Köy hayatına olan sevgim çocukluğumdan kalma... Çocukken yaz aylarının tümünü bütün sülale Altınoluk’ta geçirirdik. Hem annemlerin, hem de bizim tüm çocukluğumuzu geçirdiğimiz, ailemiz için büyük anlamı olan (Öyle ki rahmetli dedem Mehmet Ünaldı vasiyeti gereği oradaki köy kabristanında yatıyor) Altınoluk’taki bizim zamanımızda yaşanan o tatlı köy hayatının bitişi, oranın bile şehirleşmiş, dağ yamaçlarına kadar betonlaşmış olması içimi yakıyor.
Geçen hafta sonu şehir kaosundan uzaklaşma ve köy hayatı yaşama özlemimi gidermek için Karasu-Resuller Köyü’ne gittim. İlk iş telefonumu attım bir kenara, bütün hafta sonu elime almadım. Telefonsuzluk başlı başına bir huzur kaynağı zaten.
Tarladan yeni toplanmış sebzelerin, dallarından yeni koparılmış meyvelerin kokusu, tadı bambaşkaydı. Şehirde yediğimiz hiçbir sebze ve meyvenin sağlıklı olduğuna inanmıyorum. Ne koku, ne tat var, hormon basılmış, görüntüden ibaret yiyecekleri tüketiyoruz.

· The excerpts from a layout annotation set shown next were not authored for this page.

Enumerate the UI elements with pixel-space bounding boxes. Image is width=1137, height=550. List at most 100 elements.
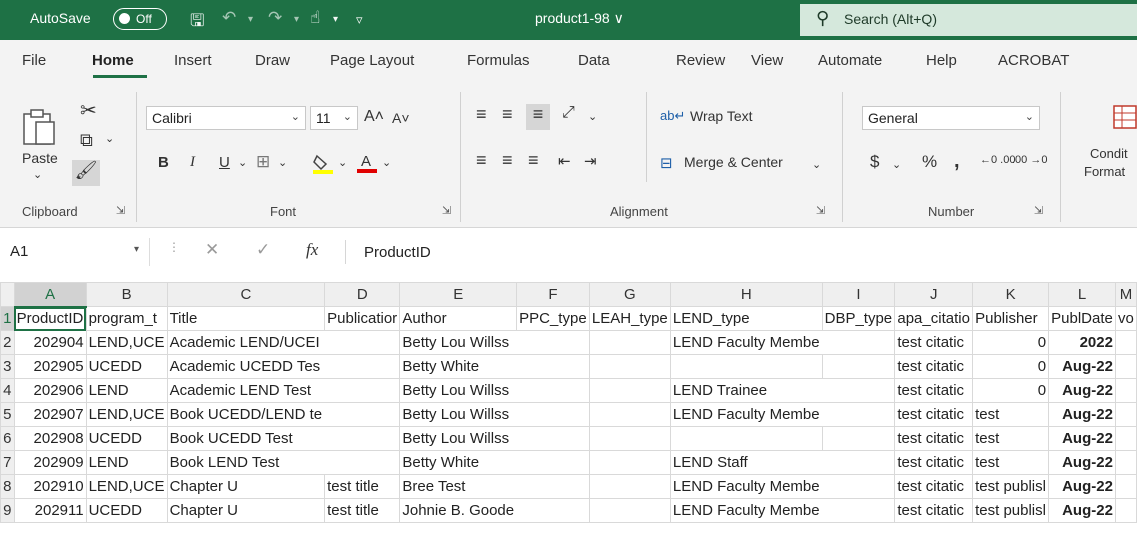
comma-style-icon[interactable]: , xyxy=(954,150,960,173)
grid-cell[interactable]: LEND_type xyxy=(669,306,823,331)
grid-cell[interactable]: Betty Lou Willss xyxy=(399,402,517,427)
cancel-icon[interactable]: ✕ xyxy=(205,240,219,260)
grid-cell[interactable] xyxy=(324,450,401,475)
grid-cell[interactable] xyxy=(669,426,823,451)
column-header[interactable]: C xyxy=(166,282,326,307)
column-header[interactable]: M xyxy=(1114,282,1137,307)
grid-cell[interactable]: test citatic xyxy=(894,450,974,475)
merge-dropdown-icon[interactable]: ⌄ xyxy=(812,158,821,171)
tab-review[interactable]: Review xyxy=(676,52,725,69)
font-color-dropdown-icon[interactable]: ⌄ xyxy=(382,156,391,169)
tab-page-layout[interactable]: Page Layout xyxy=(330,52,414,69)
grid-cell[interactable]: Publicatior xyxy=(324,306,401,331)
align-middle-icon[interactable]: ≡ xyxy=(502,104,513,125)
currency-dropdown-icon[interactable]: ⌄ xyxy=(892,158,901,171)
customize-qat-icon[interactable]: ▿ xyxy=(356,12,363,28)
grid-cell[interactable] xyxy=(821,354,896,379)
grid-cell[interactable]: LEND,UCE xyxy=(85,330,168,355)
grid-cell[interactable] xyxy=(324,354,401,379)
tab-help[interactable]: Help xyxy=(926,52,957,69)
redo-icon[interactable]: ↷ xyxy=(268,8,282,28)
tab-file[interactable]: File xyxy=(22,52,46,69)
column-header[interactable]: G xyxy=(588,282,671,307)
column-header[interactable]: E xyxy=(399,282,518,307)
grid-cell[interactable]: LEND Trainee xyxy=(669,378,823,403)
grid-cell[interactable]: 202908 xyxy=(13,426,87,451)
decrease-decimal-icon[interactable]: .00 →0 xyxy=(1012,154,1047,166)
grid-cell[interactable] xyxy=(1114,498,1137,523)
align-right-icon[interactable]: ≡ xyxy=(528,150,539,171)
grid-cell[interactable]: test citatic xyxy=(894,426,974,451)
grid-cell[interactable] xyxy=(324,426,401,451)
column-header[interactable]: A xyxy=(13,282,87,308)
grid-cell[interactable]: Chapter U xyxy=(166,474,326,499)
grid-cell[interactable]: LEAH_type xyxy=(588,306,671,331)
grid-cell[interactable]: LEND xyxy=(85,450,168,475)
grid-cell[interactable]: 202904 xyxy=(13,330,87,355)
decrease-indent-icon[interactable]: ⇤ xyxy=(558,152,571,170)
merge-center-button[interactable]: Merge & Center xyxy=(684,154,783,170)
grid-cell[interactable]: test publisl xyxy=(972,498,1050,523)
grid-cell[interactable]: 202905 xyxy=(13,354,87,379)
fill-dropdown-icon[interactable]: ⌄ xyxy=(338,156,347,169)
grid-cell[interactable] xyxy=(821,474,896,499)
conditional-formatting-icon[interactable] xyxy=(1112,104,1137,132)
orientation-icon[interactable]: ⤢ xyxy=(562,104,575,122)
alignment-launcher-icon[interactable]: ⇲ xyxy=(816,204,825,217)
grid-cell[interactable]: Author xyxy=(399,306,518,331)
grid-cell[interactable]: Bree Test xyxy=(399,474,517,499)
grid-cell[interactable]: 0 xyxy=(972,330,1050,355)
grid-cell[interactable]: 202909 xyxy=(13,450,87,475)
grid-cell[interactable]: UCEDD xyxy=(85,354,168,379)
grid-cell[interactable]: PPC_type xyxy=(516,306,590,331)
grid-cell[interactable]: LEND Staff xyxy=(669,450,823,475)
grid-cell[interactable] xyxy=(516,450,590,475)
grid-cell[interactable]: LEND,UCE xyxy=(85,402,168,427)
grid-cell[interactable]: Betty Lou Willss xyxy=(399,378,517,403)
align-center-icon[interactable]: ≡ xyxy=(502,150,513,171)
grid-cell[interactable]: LEND Faculty Membe xyxy=(669,474,823,499)
number-launcher-icon[interactable]: ⇲ xyxy=(1034,204,1043,217)
grid-cell[interactable]: LEND xyxy=(85,378,168,403)
grid-cell[interactable]: test citatic xyxy=(894,354,974,379)
grid-cell[interactable]: 0 xyxy=(972,378,1050,403)
grid-cell[interactable]: test citatic xyxy=(894,474,974,499)
grid-cell[interactable]: 202907 xyxy=(13,402,87,427)
grid-cell[interactable] xyxy=(821,330,896,355)
grid-cell[interactable] xyxy=(821,498,896,523)
increase-font-icon[interactable]: A˄ xyxy=(364,108,384,126)
row-header[interactable]: 1 xyxy=(0,306,15,331)
font-launcher-icon[interactable]: ⇲ xyxy=(442,204,451,217)
grid-cell[interactable]: Aug-22 xyxy=(1048,402,1116,427)
grid-cell[interactable]: UCEDD xyxy=(85,498,168,523)
grid-cell[interactable] xyxy=(588,450,671,475)
borders-dropdown-icon[interactable]: ⌄ xyxy=(278,156,287,169)
font-color-icon[interactable]: A xyxy=(356,150,378,174)
grid-cell[interactable]: vo xyxy=(1114,306,1137,331)
search-box[interactable]: ⚲ Search (Alt+Q) xyxy=(800,4,1137,36)
decrease-font-icon[interactable]: A˅ xyxy=(392,110,410,126)
borders-icon[interactable]: ⊞ xyxy=(256,152,270,172)
copy-dropdown-icon[interactable]: ⌄ xyxy=(105,132,114,145)
grid-cell[interactable]: 2022 xyxy=(1048,330,1116,355)
grid-cell[interactable] xyxy=(1114,402,1137,427)
grid-cell[interactable] xyxy=(516,354,590,379)
clipboard-launcher-icon[interactable]: ⇲ xyxy=(116,204,125,217)
underline-icon[interactable]: U xyxy=(219,154,230,171)
grid-cell[interactable] xyxy=(516,474,590,499)
grid-cell[interactable] xyxy=(1114,378,1137,403)
fill-color-icon[interactable] xyxy=(312,152,334,174)
grid-cell[interactable]: Aug-22 xyxy=(1048,474,1116,499)
grid-cell[interactable] xyxy=(669,354,823,379)
tab-acrobat[interactable]: ACROBAT xyxy=(998,52,1069,69)
grid-cell[interactable]: ProductID xyxy=(13,306,87,331)
row-header[interactable]: 3 xyxy=(0,354,15,379)
column-header[interactable]: D xyxy=(324,282,401,307)
tab-automate[interactable]: Automate xyxy=(818,52,882,69)
tab-insert[interactable]: Insert xyxy=(174,52,212,69)
conditional-formatting-label-1[interactable]: Condit xyxy=(1090,146,1128,161)
grid-cell[interactable]: Johnie B. Goode xyxy=(399,498,517,523)
cut-icon[interactable]: ✂ xyxy=(80,98,97,123)
grid-cell[interactable] xyxy=(821,378,896,403)
grid-cell[interactable]: 202910 xyxy=(13,474,87,499)
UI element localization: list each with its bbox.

Gece saatlerce gökyüzünü izledim, çıt çıkmayan bir sessizliğin ve doğanın ortasında. Yıldızlar o kadar yakın görünüyordu ki, uzansam dokunacak gibiydim. Aynen Altınoluk gecelerimdeki gibi... Ve şehirde gökyüzünü bile doğru dürüst göremediğimizi fark ettim.
Köy hayatı cennet gibi...
Ertesi gün, inşaat ve trafik seslerinin olmadığı, sadece kuş cıvıltılarının duyulduğu; camı açınca tertemiz hava soluduğum bir sabaha uyandım. Resuller Köyü’nde geçen her dakika cennette hissettim kendimi. Oradaki iki gün boyunca sanki zaman durdu. Şehirde saatlerin, günlerin nasıl geçtiğini anlayamıyoruz. Koşturmaca içinde başlayıp bitiyor haftalarımız, aylarımız, yıllarımız. Dünya tatlısı bir ailenin evine misafir olduk. Beş yıl önce İstanbul hayatından yorulup Resuller Köyü’ne yerleşmişler. “İlk zamanlar alışmak zor oluyor ama şimdi iyi ki bu kararı vermişiz diyoruz, çok mutlu ve huzurluyuz” şeklinde konuşuyorlar.

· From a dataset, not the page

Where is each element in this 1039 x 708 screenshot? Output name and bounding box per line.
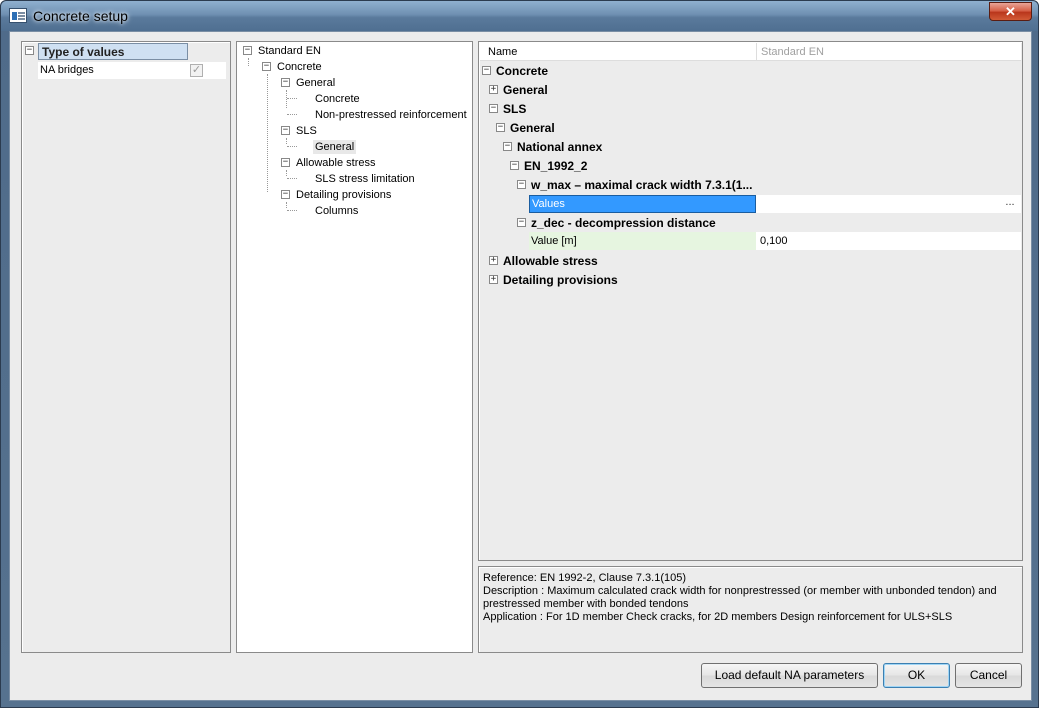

Çocukların her birinin elinde cep telefonu veya tabletler yok, haliyle insan ilişkileri kuvvetli yetişiyorlar. Şehirde hiçbir çocukla bu kadar uzun sohbet edebildiğim olmadı, şehir çocukları günümüzde çocukluğu hakkıyla yaşayamıyor maalesef.
Cesareti olan basıp gidiyor!
Dönüşte yemyeşil yollardan geçip de beton yığınlarının arasına girince “Hah” dedim, “Yine geldik karmaşaya, gürültüye, kalabalığa, trafik çilesine, hırs dolu insanların arasına!” Eskiden insanlar köyden şehire kaçardı, şimdiyse fırsatı olan şehirden köye kaçmanın peşinde...
Hatta şehirden gitme isteğimizi hep konuştuğumuz en yakın dostlarımdan Taylan Efe, İstanbul’da başarıyla sürdürdüğü halkla ilişkiler kariyerini bıraktığı gibi Didim’e yerleşti birkaç ay önce. Onun hikayesini önümüzdeki günlerde daha detaylı anlatacağım. Biz ‘ha döndü, ha dönecek’ diye beklerken, şehirle olan tüm bağlarını tek tek kopardı. Canına tak eden cesaretli insanlar gidiveriyor valla helal olsun.
Tadıyla yaşanacak gerçek hayat büyük şehirlerden uzakta, gün geçtikçe bundan daha da emin oluyorum... Darısı tüm gitme hayali olanların başına dostlar.